Another aspect where the theory of what exists, known in metaphysics as an ontology, plays a role is in disputing the jurisdiction of a court. This can be seen in the case of Ford Motor Company that is coming up to the Supreme Court. One approach, the one Ford prefers, is to claim that since none of Ford’s actions in Montana produced the case, they should not be held liable. The defense counters with the fact that since Ford’s business in the state is such that a similar incident could transpire directly; they are sufficiently present in the state to fall under its jurisdiction. They are citing the 1944 case of International Shoe vs. State of Washington, to argue that a business cannot be separated from the business and thus the state courts have jurisdiction. This can be seen to as analogous to the nationhood question mentioned above. In International Shoe, the Supreme Court ruled that continual, habitual business transactions carried out within a state suffice to grant jurisdiction.

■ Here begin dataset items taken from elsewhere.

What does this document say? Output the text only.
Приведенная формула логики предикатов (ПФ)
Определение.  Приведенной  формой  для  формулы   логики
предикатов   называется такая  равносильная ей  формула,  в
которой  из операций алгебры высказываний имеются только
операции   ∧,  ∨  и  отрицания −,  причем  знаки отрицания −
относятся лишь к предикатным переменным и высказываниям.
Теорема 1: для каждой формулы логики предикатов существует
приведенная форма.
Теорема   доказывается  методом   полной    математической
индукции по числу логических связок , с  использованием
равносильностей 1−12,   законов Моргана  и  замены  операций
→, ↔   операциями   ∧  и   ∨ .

Ford’s position aligns with classical theories of causation where being a cause means that the effect cannot occur if that cause is removed, keeping all else equal. This was used in the late 19th century to hinder the enforcement of civil rights legislation by requiring proof that race was the cause of the discrimination, not a coincidental feature of the plaintiff. However, as both Kimberle Crenshaw and Brown vs. Board of Education have shown such demonstration is a herculen task. Especially, since as all political scientists, linguists, sociologists and statisticians know, finding means of isolating each factor is nigh impossible, and impossible in jurisprudence.
These are potential means to elliptically inquire into the positions a judicial candidate or political candidate will possess. Such elliptical inquiries would serve to force them to justify their beliefs. Furthermore, many myriad cases will come before the Supreme Court that concern hermeneutics and jurisdiction but do not involve any controversial issues. Asking judges philosophical questions would enable the Senate to be more informed on how the justices will rule on cases beyond the famous ones like Roe and Brown. Metaphysics in politics can also give justifications for certain policies. Although I covered causation and universals here, a major role of the court is deciding the evidence code which leans heavily on semantics and epistemology.